Ai tempi d'oro, allenato da Nevio Scala.

***

Daniele - che talvolta riesce persino ad essere un razionale - intuisce in fretta che tra i professionisti è durissima, tanto che il Manuzzi nemmeno lo vede. Quando raggiunge la squadra in ritiro, lo mandano subito a Casale, in serie C, senza discutere. La provincia di Alessandria si rivela un posto freddo e inospitale, per di più lontanissimo da casa, in cui Daniele si sente come un ragazzo del Novantanove. Se possibile parla ancora meno e fisicamente soffre il confronto con colossi dal fisico già formato, uomini fatti e finiti rispetto ai quali si sente - a ragione - ancora un ragazzino. Non gioca quasi mai, Zoratto, e torna dal prestito con appena quattro presenze in tutta la stagione. Va meglio l'anno seguente a Bellaria. Il problema è che l'hanno fatto scendere di un paio di categorie, e in molti sono già scettici sul suo effettivo valore. Secondo gli allenatori è un po' stupido, forse non si applica, sarebbe forte ma a volte si perde.Quando il Cesena ci scommette, a Daniele non sembra vero. Zoratto esordisce in Serie A nel 1981-'82: i marchigiani più in voga in quel periodo sono il guizzante Roberto Mancini, attaccante del 1964 che stupisce tutti a Bologna, e Luca Marchegiani, di Jesi anche lui, con cui Zoratto si incrocia un anno a Brescia, nel 1987. Poi Rimini, per un ritorno in Romagna in grande stile, proprio mentre la riviera sta sfornando non mediani ma attaccanti capelloni: su tutti, pare, Neri Maurizio e Agostini Massimo, che nel particolare bestiario del tempo è conosciuto come il condor. Questa Romagna attorno a cui sta ruotando la sua carriera non è male, pensa Daniele, ma è tutta un'altra cosa. Come sempre: nulla da dire sulla piadina, ma la crescia sfogliata è nettamente meglio. È il triplo strato di strutto che fa la differenza.
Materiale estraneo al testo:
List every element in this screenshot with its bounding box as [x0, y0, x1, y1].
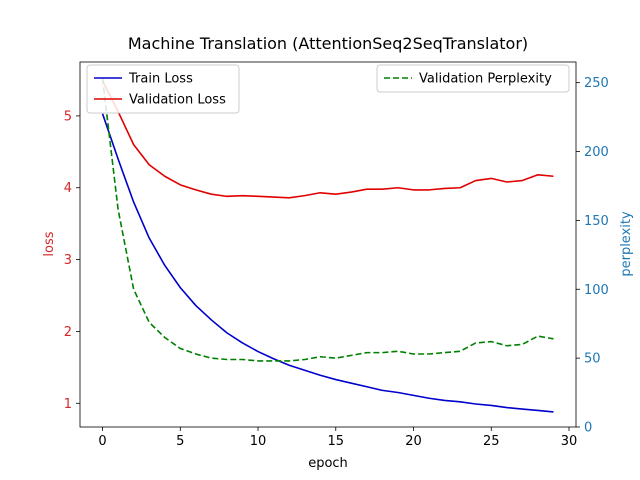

A Brescia Daniele è ormai un ometto e ci rimane per un po'. Dopo qualche anno può permettersi il lusso di giocare in A, salvo poi riuscirci stabilmente solo a Parma, dove vince addirittura delle Coppe Europee e viene premiato dalla Nazionale di Arrigo. Esordisce in Svizzera, a Berna, e l’Italia di Arrigo perde 1-0. Qualcuno, a Piobbico, ripensa ad un certo giorno, con Lugano Addio sparata a mille e si commuove. Ha trentatre anni, Daniele, ma si rifiuta di pensare che il punto più alto della sua carriera l’abbia raggiunto da coetaneo di un certo predicatore fricchettone che è molto simile, nell’immaginario comune, al suo amico Marco Osio. Ritorna anche ad essere spavaldo come ai vecchi tempi. Per carità, in campo vige il silenzio più assoluto, ma con qualche ragazzo più giovane ed educato, tipo Melli, può anche permettersi di fare lo sborone. Pare che Osio ancora lo prenda in giro, quando si sentono: Marcone ricorda a Zoratto di quanto si risentisse (l’espressione più appropriata parrebbe “come una bestia”), quando gli davano del marchigia’. Finisce a Padova per chiudere con dignità, ma non si risparmia l’incazzatura di giocare poco e di rischiare in prima persona l’onta della retrocessione. In fondo, quando ci ripensa, sa di non essere stato poi tanto male. Meglio di un morto in casa, perlomeno.

***

A cinquant'anni Daniele Zoratto è un punto di riferimento delle rappresentative under. Allena, per conto dell'Italia, ragazzi che hanno di regola non più di 17 anni. La scelta della Federazione è caduta su di lui perché, oltre ad aver accumulato importanti trascorsi nei settori giovanili di varie società (meno bene a Modena, tra gli adulti, in combo con l’amico Apolloni), rappresenta un percorso reso esemplare dal sacrificio. Daniele ora è un cinico che ne ha viste tante, è persino spiritoso con la stampa che lo intervista nelle tournée delle sue rappresentative. Del ragazzetto arrogante delle origini non restano che i lineamenti, ma solo sullo sfondo e molto più addolciti. Daniele è una figura d’esperienza, che guida i giovani verso carriere assennate e sogni controllati. Dice ai suoi ragazzi che per non finire come Vincenzino Sarno ci si deve, semplicemente, rimboccare le maniche. Fa spesso battute, con i suoi giocatori: gli servono per dire ai suoi ragazzi - tra le righe - che il peggior nemico di Zoratto è stato Zoratto.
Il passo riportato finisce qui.